Foi exatamente essa falta de validação que Sílvia Matos viveu. Chegou a achar que eram normais as dores que sentia, afinal toda a gente lhe dizia que faziam parte de ser mulher. Tem as datas na cabeça, teve a primeira menstruação aos 11 anos e desde os 14 que as dores se tornaram intensas, insuportáveis. “Ao ponto de terem de me levar para o hospital em braços, ficava pálida e desmaiava com as dores. Mas todos os médicos me diziam que não havia nada de anormal, a médica de família dizia-me ‘bem-vinda à idade adulta’”, conta. Atravessou toda a adolescência a acreditar que nada havia a fazer, tinha menstruações longas e abundantes, eram oito dias de sofrimento e, a cada mês, pensava que só tinha de aguentar os cinco dias de dores mais fortes. Os próprios professores começaram a reconhecer a rotina. “Sempre que estava com a menstruação, passava os dias na enfermaria da escola. Eles já me diziam ‘estás com o período’. Houve uma altura em que comecei a faltar às aulas.

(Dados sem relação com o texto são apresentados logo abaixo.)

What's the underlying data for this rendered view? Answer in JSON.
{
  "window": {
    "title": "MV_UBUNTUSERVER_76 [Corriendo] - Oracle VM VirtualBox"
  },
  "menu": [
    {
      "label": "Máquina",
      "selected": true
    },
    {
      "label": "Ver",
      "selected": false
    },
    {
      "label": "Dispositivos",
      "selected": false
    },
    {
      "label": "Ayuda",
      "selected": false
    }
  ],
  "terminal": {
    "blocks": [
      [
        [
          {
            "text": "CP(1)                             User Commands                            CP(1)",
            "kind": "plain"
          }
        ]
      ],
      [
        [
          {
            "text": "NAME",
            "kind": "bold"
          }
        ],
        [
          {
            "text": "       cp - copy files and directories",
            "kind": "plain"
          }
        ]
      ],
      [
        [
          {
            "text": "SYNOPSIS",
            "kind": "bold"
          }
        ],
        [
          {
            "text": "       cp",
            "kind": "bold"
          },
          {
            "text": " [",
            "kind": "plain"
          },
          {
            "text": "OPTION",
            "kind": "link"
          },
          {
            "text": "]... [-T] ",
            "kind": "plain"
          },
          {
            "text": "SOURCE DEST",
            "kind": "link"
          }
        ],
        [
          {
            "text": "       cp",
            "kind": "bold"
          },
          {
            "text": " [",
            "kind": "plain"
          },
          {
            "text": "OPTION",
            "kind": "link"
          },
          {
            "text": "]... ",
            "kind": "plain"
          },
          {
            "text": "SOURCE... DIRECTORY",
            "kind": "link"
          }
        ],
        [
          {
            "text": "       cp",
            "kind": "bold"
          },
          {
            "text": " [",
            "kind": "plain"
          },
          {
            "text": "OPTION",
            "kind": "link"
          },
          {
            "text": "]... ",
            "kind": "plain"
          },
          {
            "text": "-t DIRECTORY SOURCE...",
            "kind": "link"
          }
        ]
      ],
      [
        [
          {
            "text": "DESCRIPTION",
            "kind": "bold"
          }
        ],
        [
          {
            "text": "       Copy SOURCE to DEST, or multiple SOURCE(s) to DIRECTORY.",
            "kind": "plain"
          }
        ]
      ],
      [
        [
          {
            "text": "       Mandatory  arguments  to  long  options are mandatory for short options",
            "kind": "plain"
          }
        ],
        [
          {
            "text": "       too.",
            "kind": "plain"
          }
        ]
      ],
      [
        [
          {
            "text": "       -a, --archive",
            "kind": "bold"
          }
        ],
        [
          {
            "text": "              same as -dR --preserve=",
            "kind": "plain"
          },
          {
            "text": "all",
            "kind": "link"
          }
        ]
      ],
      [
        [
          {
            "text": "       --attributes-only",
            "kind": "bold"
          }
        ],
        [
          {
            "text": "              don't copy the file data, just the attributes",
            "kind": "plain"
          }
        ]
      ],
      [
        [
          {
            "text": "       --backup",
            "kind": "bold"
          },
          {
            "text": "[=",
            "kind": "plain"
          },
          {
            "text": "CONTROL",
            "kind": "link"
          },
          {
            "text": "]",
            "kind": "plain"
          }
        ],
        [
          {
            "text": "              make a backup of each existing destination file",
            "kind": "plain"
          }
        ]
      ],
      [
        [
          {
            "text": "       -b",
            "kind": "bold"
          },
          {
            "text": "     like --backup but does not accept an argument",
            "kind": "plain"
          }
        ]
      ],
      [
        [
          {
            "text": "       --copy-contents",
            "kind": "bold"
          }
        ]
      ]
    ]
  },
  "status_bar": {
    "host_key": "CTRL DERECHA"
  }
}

Tomava cinco comprimidos por dia e nada fazia efeito.”
No hospital, medicavam-na para a dor e Sílvia voltava, invariavelmente, a casa com uma mão cheia de nada. Uma vez encontrou a mesma médica que a havia atendido no mês anterior. “Perguntou-me ‘outra vez aqui?’ E respondi ‘sim, outra vez, e vou continuar a vir enquanto isto acontecer’. Como é que eu desmaiava e eles me diziam que era normal?”, questiona. Hoje, Sílvia consegue equiparar o que sentia todos os meses à dor das contrações de ter um filho. Aos 16 anos, receitaram-lhe a pílula, “aí melhorou ligeiramente, mas pouco”. Ainda tentava olhar à sua volta, a irmã gémea também tinha dores menstruais, “mas nada comparável”. Na escola distinguiam-na da irmã por ser “a das dores”. Pensou que talvez fosse ela que não suportava tão bem a dor. Mas meteu na cabeça que aquilo não podia ser normal, começou a procurar especialistas. E eis que encontrou uma médica que lhe disse que não, não era normal sofrer assim. Fez uma série de exames, o diagnóstico chegou: endometriose. Nunca tinha ouvido falar, a médica explicou-lhe e ainda perdeu horas na Internet a ler.
Depois veio outro choque, disseram-lhe que seria praticamente impossível engravidar, que se quisesse ter filhos devia começar a tentar no imediato. Sílvia tinha apenas 18 anos, já trabalhava, namorava desde miúda com o atual marido, tinham juntado trapinhos em Loures, mas não estava nos planos serem pais tão cedo. “Só que a partir do momento em que existe a possibilidade de não conseguirmos... decidimos começar a tentar.” Largou a pílula, decisão condicionada pela doença, e a jornada foi longa, um suplício de três anos, quis desistir. “Pensei muitas vezes que o meu corpo não servia para fazer bebés.” Foi quando começou a ponderar a hipótese da fertilização in vitro que conseguiram, o teste de gravidez deu positivo, ela acabou num pranto. Aos 22 anos, foi mãe de um menino. Atualmente, com quase 30, é mãe de dois (ainda sofreu um aborto espontâneo pelo meio). Sendo certo que agora há mais informação sobre a doença. “Fala-se muito mais, inclusive figuras públicas, há mais notícias, páginas de Instagram. Ainda assim, muita gente não sabe o que é e sinto que muitos médicos ainda olham para isto como se fosse normal. Esse é o problema, olhar para as dores como normais faz-nos pensar que somos nós que somos fracas.”